Keller and her team got permission to analyze the sediments, finding they contained plentiful fossils from around the boundary between the Cretaceous-Tertiary periods, or K-T Boundary, when dinosaurs vanished.
The sediments bore layers of lava that had traveled nearly 1,000 miles (1,603 km) from the Deccan Traps. Today, the volcanic region spans an area as big as France, but was nearly the area of Europe when it was active during the late Cretaceous period, said Adatte Thierry, a geologist from the University of Lausanne in France who collaborated with Keller on the research.
Within the fossil record, plankton species got fewer, smaller and maintained less elaborate shells immediately after lava layers, which would indicate it happened in years after the eruptions. Most species gradually died off. In their wake, a hardy plankton genus with a small, nondescript exoskeleton, called Guembilitria, exploded within the fossil record. Keller's team found similar trends in their analysis of marine sediments from Egypt, Israel, Spain, Italy and Texas. While Guembilitria species represented between 80 percent and 98 percent of the fossils, other species disappeared.

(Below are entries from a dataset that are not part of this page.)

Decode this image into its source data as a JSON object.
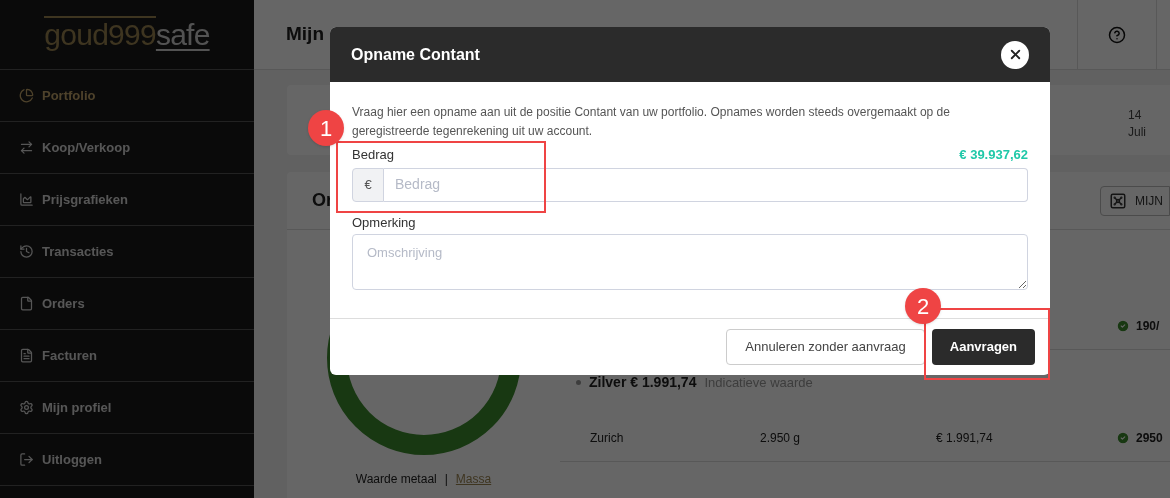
{
  "sidebar": {
    "logo": {
      "brand": "goud999",
      "suffix": "safe"
    },
    "items": [
      {
        "label": "Portfolio",
        "kind": "pie",
        "selected": true
      },
      {
        "label": "Koop/Verkoop",
        "kind": "swap",
        "selected": false
      },
      {
        "label": "Prijsgrafieken",
        "kind": "chart",
        "selected": false
      },
      {
        "label": "Transacties",
        "kind": "history",
        "selected": false
      },
      {
        "label": "Orders",
        "kind": "file",
        "selected": false
      },
      {
        "label": "Facturen",
        "kind": "invoice",
        "selected": false
      },
      {
        "label": "Mijn profiel",
        "kind": "gear",
        "selected": false
      },
      {
        "label": "Uitloggen",
        "kind": "logout",
        "selected": false
      }
    ]
  },
  "header": {
    "title": "Mijn"
  },
  "date_card": {
    "day": "14",
    "month": "Juli"
  },
  "holdings": {
    "title": "Or",
    "safe_button": "MIJN",
    "caption": "Waarde metaal",
    "separator": "|",
    "mass_link": "Massa",
    "rows": [
      {
        "kind": "item",
        "name": "",
        "weight": "",
        "value": "",
        "status": "190/"
      },
      {
        "kind": "heading",
        "name": "Zilver € 1.991,74",
        "note": "Indicatieve waarde"
      },
      {
        "kind": "item",
        "name": "Zurich",
        "weight": "2.950 g",
        "value": "€ 1.991,74",
        "status": "2950"
      }
    ]
  },
  "modal": {
    "title": "Opname Contant",
    "description": "Vraag hier een opname aan uit de positie Contant van uw portfolio. Opnames worden steeds overgemaakt op de geregistreerde tegenrekening uit uw account.",
    "amount_label": "Bedrag",
    "balance": "€ 39.937,62",
    "currency": "€",
    "amount_placeholder": "Bedrag",
    "remark_label": "Opmerking",
    "remark_placeholder": "Omschrijving",
    "cancel": "Annuleren zonder aanvraag",
    "submit": "Aanvragen"
  },
  "annotations": [
    {
      "number": "1"
    },
    {
      "number": "2"
    }
  ]
}
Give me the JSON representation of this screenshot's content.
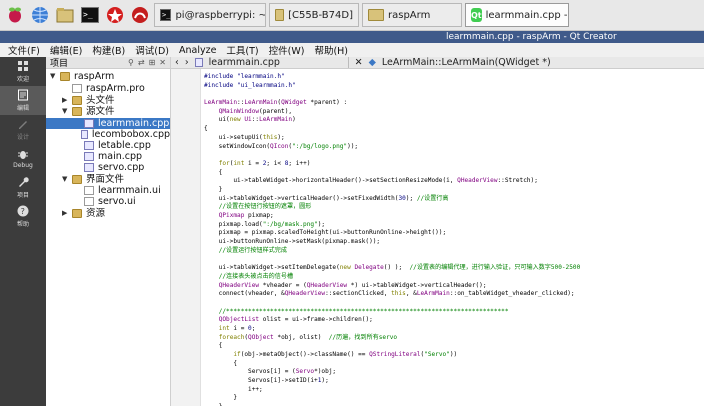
{
  "taskbar": {
    "tasks": [
      {
        "label": "pi@raspberrypi: ~",
        "icon": "terminal-icon"
      },
      {
        "label": "[C55B-B74D]",
        "icon": "folder-icon"
      },
      {
        "label": "raspArm",
        "icon": "folder-icon"
      },
      {
        "label": "learmmain.cpp - rasp...",
        "icon": "qt-creator-icon"
      }
    ]
  },
  "window": {
    "title": "learmmain.cpp - raspArm - Qt Creator"
  },
  "menu": [
    "文件(F)",
    "编辑(E)",
    "构建(B)",
    "调试(D)",
    "Analyze",
    "工具(T)",
    "控件(W)",
    "帮助(H)"
  ],
  "modes": [
    {
      "label": "欢迎",
      "icon": "grid-icon"
    },
    {
      "label": "编辑",
      "icon": "edit-doc-icon"
    },
    {
      "label": "设计",
      "icon": "pen-icon"
    },
    {
      "label": "Debug",
      "icon": "bug-icon"
    },
    {
      "label": "项目",
      "icon": "wrench-icon"
    },
    {
      "label": "帮助",
      "icon": "help-icon"
    }
  ],
  "project": {
    "header": "项目",
    "tree": [
      {
        "label": "raspArm",
        "indent": 0,
        "type": "folder",
        "arrow": "▼"
      },
      {
        "label": "raspArm.pro",
        "indent": 1,
        "type": "file",
        "arrow": ""
      },
      {
        "label": "头文件",
        "indent": 1,
        "type": "folder",
        "arrow": "▶"
      },
      {
        "label": "源文件",
        "indent": 1,
        "type": "folder",
        "arrow": "▼"
      },
      {
        "label": "learmmain.cpp",
        "indent": 2,
        "type": "cpp",
        "arrow": "",
        "selected": true
      },
      {
        "label": "lecombobox.cpp",
        "indent": 2,
        "type": "cpp",
        "arrow": ""
      },
      {
        "label": "letable.cpp",
        "indent": 2,
        "type": "cpp",
        "arrow": ""
      },
      {
        "label": "main.cpp",
        "indent": 2,
        "type": "cpp",
        "arrow": ""
      },
      {
        "label": "servo.cpp",
        "indent": 2,
        "type": "cpp",
        "arrow": ""
      },
      {
        "label": "界面文件",
        "indent": 1,
        "type": "folder",
        "arrow": "▼"
      },
      {
        "label": "learmmain.ui",
        "indent": 2,
        "type": "file",
        "arrow": ""
      },
      {
        "label": "servo.ui",
        "indent": 2,
        "type": "file",
        "arrow": ""
      },
      {
        "label": "资源",
        "indent": 1,
        "type": "folder",
        "arrow": "▶"
      }
    ]
  },
  "editor": {
    "file": "learmmain.cpp",
    "symbol": "LeArmMain::LeArmMain(QWidget *)"
  },
  "code": [
    "#include \"learmmain.h\"",
    "#include \"ui_learmmain.h\"",
    "",
    "LeArmMain::LeArmMain(QWidget *parent) :",
    "    QMainWindow(parent),",
    "    ui(new Ui::LeArmMain)",
    "{",
    "    ui->setupUi(this);",
    "    setWindowIcon(QIcon(\":/bg/logo.png\"));",
    "",
    "    for(int i = 2; i< 8; i++)",
    "    {",
    "        ui->tableWidget->horizontalHeader()->setSectionResizeMode(i, QHeaderView::Stretch);",
    "    }",
    "    ui->tableWidget->verticalHeader()->setFixedWidth(30); //设置行高",
    "    //设置在按钮行按钮的遮罩，圆形",
    "    QPixmap pixmap;",
    "    pixmap.load(\":/bg/mask.png\");",
    "    pixmap = pixmap.scaledToHeight(ui->buttonRunOnline->height());",
    "    ui->buttonRunOnline->setMask(pixmap.mask());",
    "    //设置运行按钮样式完成",
    "",
    "    ui->tableWidget->setItemDelegate(new Delegate() );  //设置表的编辑代理，进行输入验证，只可输入数字500-2500",
    "    //连接表头被点击的信号槽",
    "    QHeaderView *vheader = (QHeaderView *) ui->tableWidget->verticalHeader();",
    "    connect(vheader, &QHeaderView::sectionClicked, this, &LeArmMain::on_tableWidget_vheader_clicked);",
    "",
    "    //*****************************************************************************",
    "    QObjectList olist = ui->frame->children();",
    "    int i = 0;",
    "    foreach(QObject *obj, olist)  //历遍，找到所有servo",
    "    {",
    "        if(obj->metaObject()->className() == QStringLiteral(\"Servo\"))",
    "        {",
    "            Servos[i] = (Servo*)obj;",
    "            Servos[i]->setID(i+1);",
    "            i++;",
    "        }",
    "    }",
    "    //*****************************************************************************"
  ]
}
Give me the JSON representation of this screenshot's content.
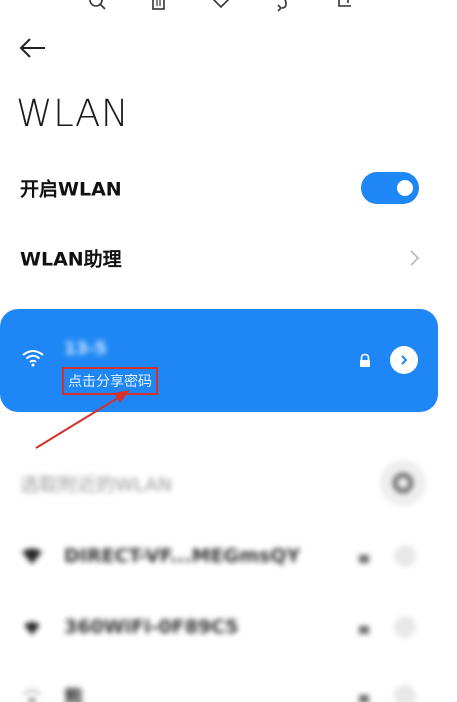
{
  "header": {
    "title": "WLAN"
  },
  "settings": {
    "enable_label": "开启WLAN",
    "enable_on": true,
    "assistant_label": "WLAN助理"
  },
  "connected": {
    "ssid": "13-5",
    "share_text": "点击分享密码"
  },
  "nearby": {
    "section_label": "选取附近的WLAN",
    "networks": [
      {
        "name": "DIRECT-VF...MEGmsQY"
      },
      {
        "name": "360WiFi-0F89C5"
      },
      {
        "name": "熊"
      }
    ]
  },
  "colors": {
    "accent": "#1f87f5",
    "annotation": "#d6302a"
  }
}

"We call it a disaster opportunist," Keller told LiveScience. "It's like a cockroach — whenever things go bad, it will be the one that survives and thrives."
Guembilitria may have come to dominance worldwide when the huge amounts of sulfur (in the form of acid rain) released by the Deccan Traps fell into the oceans. There, it would've chemically binded with calcium, making that calcium unavailable to sea creatures that needed the element to build their shells and skeletons.
Around the same time in India, fossil evidence of land animals and plants vanished, suggesting the volcanoes caused mass extinctions on both land and in the sea there.
Global impact
In past work, the team has also found evidence at Chicxulub that casts doubt on the notion of a meteorite causing the extinction.
Sediments containing iridium, the chemical signature of an asteroid, show up after the extinction occurred, contradicting the notion that it could have caused a sudden die-off, Keller said.
A meteorite impact also would not have produced enough toxic sulfur and carbon dioxide to match the levels seen in the rocks, so it may have worsened the mass extinction, but couldn't have caused it, she said.
"The meteorite is just too small to cause the extinction."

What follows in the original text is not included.